The proposal restricts patentability of these same actions in animals, but only if they "imply suffering to the animals without substantial veterinary or medical usefulness for mankind or animals".

In practice, IMPI examiners object to the patentability of inventions for technologies such as stem cell research under the broad Article 4 provisions of the current Industrial Property Law, particularly any inventions that involve the manipulation of embryos, but the evidence for this position is vague. Under the proposed amendments, although there would be technologies that could clearly be excluded from patentability, what is eligible would also be clearer for applicants, including the use of animals for research if there is a substantial veterinary or medical usefulness.

Ineligible subject matter

Article 27(3) of TRIPS provides WTO member states another general right to exclude from patentability diagnostic, therapeutic and surgical methods for treating humans or animals, as well as plants, animals and essentially biological processes for producing plants or animals, other than non-biological and microbiological processes. Articles 16 and 19 of the current Industrial Property Law follows these exclusions.

Article 49 of the proposal relates to the eligibility of inventions for patents and clarifies several aspects of biotechnology-related inventions.

Regarding the isolation of microorganisms or genes, the proposal clarifies that they will be eligible "as such", when obtained through a technical procedure, which is the current IMPI criterion for interpreting the current Industrial Property Law.

In connection with the human body, the existing Industrial Property Law prohibits patentability of the "human body and the parts thereof"; however, under Article 49 of the proposal, the word 'parts' is eliminated from this prohibition. The proposal would therefore leave open the possibility of patenting organs through new techniques, provided that they do not fall under the exceptions relating to the manipulation of the germinal identity of human embryos.

The proposal maintains a consistent perspective on human-related materials by also prohibiting patenting of the human body at any stage of its constitution or development.

With regard to the protection of genetic material, only the discovery of partial or total sequences of genes are ineligible under the proposal. A description of an invention's use or industrial applicability is thus essential in order to make genes eligible subject matter. The proposal also clarifies the eligibility of plant-related inventions.

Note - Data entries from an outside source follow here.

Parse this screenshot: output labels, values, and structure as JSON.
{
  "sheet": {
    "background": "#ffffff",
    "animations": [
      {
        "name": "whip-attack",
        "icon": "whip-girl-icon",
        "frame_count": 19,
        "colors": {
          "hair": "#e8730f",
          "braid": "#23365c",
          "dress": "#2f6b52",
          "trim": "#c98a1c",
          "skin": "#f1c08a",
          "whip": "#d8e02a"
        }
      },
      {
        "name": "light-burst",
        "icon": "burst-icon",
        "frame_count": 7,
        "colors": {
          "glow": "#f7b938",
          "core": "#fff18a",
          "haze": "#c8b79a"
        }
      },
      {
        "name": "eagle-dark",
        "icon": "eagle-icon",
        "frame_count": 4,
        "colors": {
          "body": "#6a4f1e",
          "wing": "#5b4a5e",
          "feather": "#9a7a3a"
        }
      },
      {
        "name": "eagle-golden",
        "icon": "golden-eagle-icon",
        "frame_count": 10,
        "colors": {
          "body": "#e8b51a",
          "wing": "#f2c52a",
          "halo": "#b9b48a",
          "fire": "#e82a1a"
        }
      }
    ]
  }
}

Regarding the current prohibition on patenting "essentially biological processes for obtaining plants", the proposal changes the term 'plants' to 'vegetation' and provides a specific definition of the term 'essentially biological'. Further, the proposal considers essentially biological processes to be "procedures consisting entirely of natural phenomena such as crossing and selection". However, the meaning of the word 'entirely' in the revised definition is unclear – it may be interpreted as a sign that patents covering crossing and selection will be denied only if the steps in the procedure are crossing and selection. Procedures including laboratory techniques might be eligible.

The patentability of microbiological or technical procedures, or the products obtained thereof, will not be affected by the exclusions in the same article and will remain consistent with TRIPS.

What to expect

Some inventions might become ineligible under the revised Industrial Property Law before the Senate. However, the new law as proposed seems to provide greater certainty regarding the eligibility for biotechnology inventions.

The proposal was expected to be examined in February 2020. The proposal is broard and complex because it includes all industrial property legal tools, and the discussions are likely to last a long time. However, given the fact that the party in government has a majority in both chambers in the Mexican congress and the IMPI is supporting this initiative, the revised law may come into force in 2020, though the law-making process might take longer depending on the political agenda.

The content of this article is intended to provide a general guide to the subject matter. Specialist advice should be sought about your specific circumstances.